Before being an ambassadress for her species, Sweetie lived the first two years of her life in a cage-free farm. Instead of being stuck in a cage as Fennel was, she was confined in a big windowless barn with many thousands of other hens. She was able to walk, perch, dust-bathe, and nest which is critical to her well-being, but she never got to go outdoors. She never felt the grass under her feet nor the sun on her feathers. She lived indoors on top of the feces piling on the floor as the barn is only cleaned after the flock is killed and before a new flock moves in. Due to the high density of birds in her farm, Sweetie’s beak was cut off like Fennel’s. Sweetie was full of internal and external parasites when we picked her up from the farm. She also had salpingitis (an inflammation of the oviduct) and underwent a lifesaving surgery where her oviduct and lots of egg materials stuck in her belly were removed.

20% of the egg laying hens in the US are cage-free.

Curry was a sweet loving spirit. She knew what she wanted and always managed to make it happen. This is actually how she joined our sanctuary. She spent several days of following me while I was helping with her rescue, and seduced me into adopting (read her story here). She was very curious and social. She loved people and enjoyed all the attention she could get. She had a particular love for gardening and was the first one to jump in any holes we were digging.

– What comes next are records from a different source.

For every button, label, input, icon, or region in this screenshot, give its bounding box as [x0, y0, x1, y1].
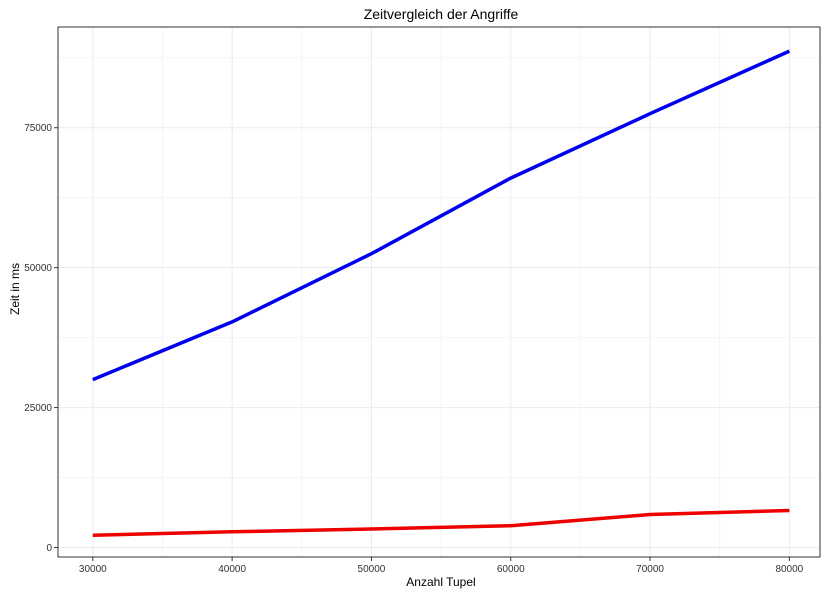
y-axis-label: Zeit in ms: [8, 263, 22, 315]
y-tick-label: 25000: [24, 403, 52, 414]
minor-gridlines: [58, 27, 820, 557]
x-tick-label: 50000: [358, 564, 386, 575]
series-line-2: [92, 508, 790, 537]
y-axis: 0 25000 50000 75000: [24, 123, 58, 554]
plot-panel: [57, 26, 821, 558]
series-lines: [92, 49, 791, 537]
y-tick-label: 0: [46, 543, 52, 554]
series-line-1: [92, 49, 791, 382]
y-tick-label: 50000: [24, 263, 52, 274]
x-tick-label: 80000: [775, 564, 803, 575]
x-tick-label: 30000: [79, 564, 107, 575]
x-tick-label: 40000: [218, 564, 246, 575]
y-tick-label: 75000: [24, 123, 52, 134]
major-gridlines: [58, 27, 820, 557]
x-tick-label: 60000: [497, 564, 525, 575]
x-axis-label: Anzahl Tupel: [406, 575, 475, 589]
x-axis: 30000 40000 50000 60000 70000 80000: [79, 557, 804, 575]
chart-title: Zeitvergleich der Angriffe: [364, 6, 519, 22]
x-tick-label: 70000: [636, 564, 664, 575]
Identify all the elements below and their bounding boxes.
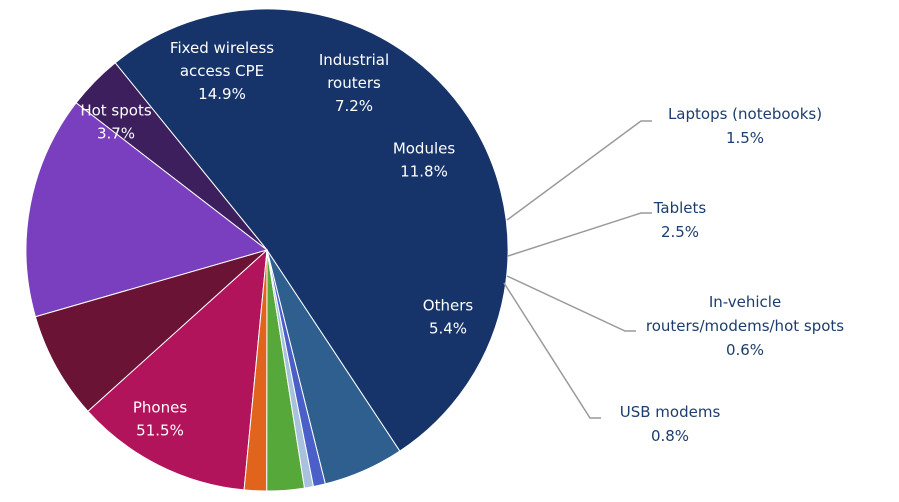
pie-slices	[25, 8, 509, 492]
callout-category-label: Laptops (notebooks)	[668, 105, 822, 123]
pie-slice-phones	[114, 8, 509, 452]
slice-label-industrial-routers: Industrial routers 7.2%	[319, 51, 389, 115]
pie-slice-fixed-wireless-access-cpe	[25, 102, 269, 318]
callout-category-label: Tablets	[653, 199, 707, 217]
slice-category-label: Phones	[133, 399, 187, 417]
slice-value-label: 11.8%	[400, 163, 448, 181]
callout-label-laptops-notebooks: Laptops (notebooks) 1.5%	[668, 105, 822, 147]
callout-category-label: USB modems	[620, 403, 721, 421]
leader-line-tablets	[507, 212, 652, 257]
callout-leaders	[503, 120, 652, 419]
callout-category-label: In-vehicle	[709, 293, 781, 311]
slice-category-label: Modules	[393, 140, 456, 158]
slice-value-label: 51.5%	[136, 422, 184, 440]
pie-labels: Others 5.4% Phones 51.5% Hot spots 3.7% Fixed …	[80, 39, 844, 445]
callout-category-label: routers/modems/hot spots	[646, 317, 844, 335]
callout-value-label: 0.6%	[726, 341, 764, 359]
slice-category-label: access CPE	[180, 62, 264, 80]
slice-label-fixed-wireless-access-cpe: Fixed wireless access CPE 14.9%	[170, 39, 274, 103]
callout-label-usb-modems: USB modems 0.8%	[620, 403, 721, 445]
leader-line-laptops-notebooks	[506, 120, 652, 221]
slice-label-hot-spots: Hot spots 3.7%	[80, 102, 152, 143]
slice-value-label: 5.4%	[429, 320, 467, 338]
callout-label-tablets: Tablets 2.5%	[653, 199, 707, 241]
slice-value-label: 7.2%	[335, 97, 373, 115]
slice-label-others: Others 5.4%	[423, 297, 474, 338]
slice-category-label: routers	[327, 74, 381, 92]
leader-line-usb-modems	[503, 282, 601, 419]
callout-value-label: 0.8%	[651, 427, 689, 445]
callout-label-in-vehicle-routers-modems-hot-spots: In-vehicle routers/modems/hot spots 0.6%	[646, 293, 844, 359]
pie-slice-industrial-routers	[34, 249, 268, 413]
slice-category-label: Fixed wireless	[170, 39, 274, 57]
slice-category-label: Industrial	[319, 51, 389, 69]
slice-category-label: Others	[423, 297, 474, 315]
slice-category-label: Hot spots	[80, 102, 152, 120]
slice-value-label: 3.7%	[97, 125, 135, 143]
callout-value-label: 1.5%	[726, 129, 764, 147]
pie-slice-usb-modems	[266, 249, 326, 488]
leader-line-in-vehicle-routers-modems-hot-spots	[506, 275, 636, 332]
slice-label-modules: Modules 11.8%	[393, 140, 456, 181]
callout-value-label: 2.5%	[661, 223, 699, 241]
slice-label-phones: Phones 51.5%	[133, 399, 187, 440]
slice-value-label: 14.9%	[198, 85, 246, 103]
pie-slice-modules	[87, 248, 268, 491]
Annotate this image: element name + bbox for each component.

Curry was raised on a pasture which meant she was outdoors all the time. For 3 years, she could run, stretch her wings, scratch, dust-bathe, and even sun-bathe! She had her full beak unlike Fennel and Sweetie that allowed her to fully interact with her environment. But her pasture was not a lush green field of tall grass and wildflowers as depicted on egg cartons, it was a big barren dirt field where she was at the mercy of the elements with only a tiny shed to shelter her at night. 10% mortality due to predation is common in this type of egg operations. Pastures are not a natural habitat for chickens. Their ancestors, the jungle fowl, live in forests where they can escape ground predators by flying up into trees. At the time of her rescue, Curry was very scruffy looking, breathing with difficulty, missing an eye, and mostly blind from the other one. Her whole flock had respiratory infections, many had swollen faces, and abscesses around the eyes. Since the farm was selling organic eggs, it meant that Curry didn’t get the antibiotics she needed to cure her respiratory infection and eye abscess.

Less than 1% of the egg laying hens in the US are pasture-raised like Curry’s.

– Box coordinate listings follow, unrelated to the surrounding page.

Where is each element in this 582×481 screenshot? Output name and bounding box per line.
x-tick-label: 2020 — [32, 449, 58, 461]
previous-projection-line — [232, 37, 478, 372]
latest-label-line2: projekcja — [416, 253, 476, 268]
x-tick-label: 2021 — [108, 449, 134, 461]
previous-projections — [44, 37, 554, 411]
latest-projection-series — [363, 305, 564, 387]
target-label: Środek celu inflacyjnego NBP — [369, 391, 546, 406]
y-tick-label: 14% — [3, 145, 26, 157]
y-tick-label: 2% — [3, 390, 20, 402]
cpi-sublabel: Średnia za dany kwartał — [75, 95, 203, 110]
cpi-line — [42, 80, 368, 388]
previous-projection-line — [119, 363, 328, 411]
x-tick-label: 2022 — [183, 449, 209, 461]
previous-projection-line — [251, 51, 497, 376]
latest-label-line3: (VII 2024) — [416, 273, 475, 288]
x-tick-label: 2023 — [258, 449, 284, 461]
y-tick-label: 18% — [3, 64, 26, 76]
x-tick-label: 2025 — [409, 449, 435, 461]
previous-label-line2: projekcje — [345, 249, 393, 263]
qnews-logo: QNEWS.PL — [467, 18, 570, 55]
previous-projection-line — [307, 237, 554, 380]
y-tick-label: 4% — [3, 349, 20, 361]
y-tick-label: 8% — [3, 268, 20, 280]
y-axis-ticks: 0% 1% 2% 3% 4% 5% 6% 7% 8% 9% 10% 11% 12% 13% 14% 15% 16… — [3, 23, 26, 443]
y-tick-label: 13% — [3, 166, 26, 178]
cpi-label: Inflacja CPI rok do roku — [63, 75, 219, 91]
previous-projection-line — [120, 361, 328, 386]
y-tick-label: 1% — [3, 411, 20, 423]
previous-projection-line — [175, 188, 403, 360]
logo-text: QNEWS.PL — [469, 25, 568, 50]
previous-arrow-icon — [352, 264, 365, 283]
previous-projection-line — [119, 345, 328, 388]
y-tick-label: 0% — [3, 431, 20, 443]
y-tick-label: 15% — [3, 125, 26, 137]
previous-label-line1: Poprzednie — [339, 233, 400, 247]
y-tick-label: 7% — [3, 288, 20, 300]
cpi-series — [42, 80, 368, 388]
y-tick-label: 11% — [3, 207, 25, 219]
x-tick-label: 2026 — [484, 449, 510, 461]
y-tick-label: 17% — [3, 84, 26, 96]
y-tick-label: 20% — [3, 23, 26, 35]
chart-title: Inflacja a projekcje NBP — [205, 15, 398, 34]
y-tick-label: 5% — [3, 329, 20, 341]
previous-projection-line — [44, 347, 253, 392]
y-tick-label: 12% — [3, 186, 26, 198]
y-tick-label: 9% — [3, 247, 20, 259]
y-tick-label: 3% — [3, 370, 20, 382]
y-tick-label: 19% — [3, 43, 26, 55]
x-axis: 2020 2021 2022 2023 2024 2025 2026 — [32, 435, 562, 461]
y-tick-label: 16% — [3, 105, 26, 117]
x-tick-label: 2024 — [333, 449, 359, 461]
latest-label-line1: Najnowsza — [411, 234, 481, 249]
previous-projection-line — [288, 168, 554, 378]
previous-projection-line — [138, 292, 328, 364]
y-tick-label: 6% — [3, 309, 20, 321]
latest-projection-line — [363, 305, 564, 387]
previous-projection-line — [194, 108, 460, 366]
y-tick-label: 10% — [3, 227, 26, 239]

Despite having a quite different life in their respective farms, Lily, Sweetie, and Curry share the same past. They all come from a hatchery where they were incubated by machines away from their mothers. As soon as they hatched, most females are debeaked while the males are systematically killed (because males from the egg layer breeds don’t grow big enough to be used as meat). Their parents come from a breeding program where they are bred to lay an unnatural number of eggs.

Looking at the lives of Fennel, Sweetie, Curry, and all the other hens we've rescued, eggs are really not natural nor cruelty free.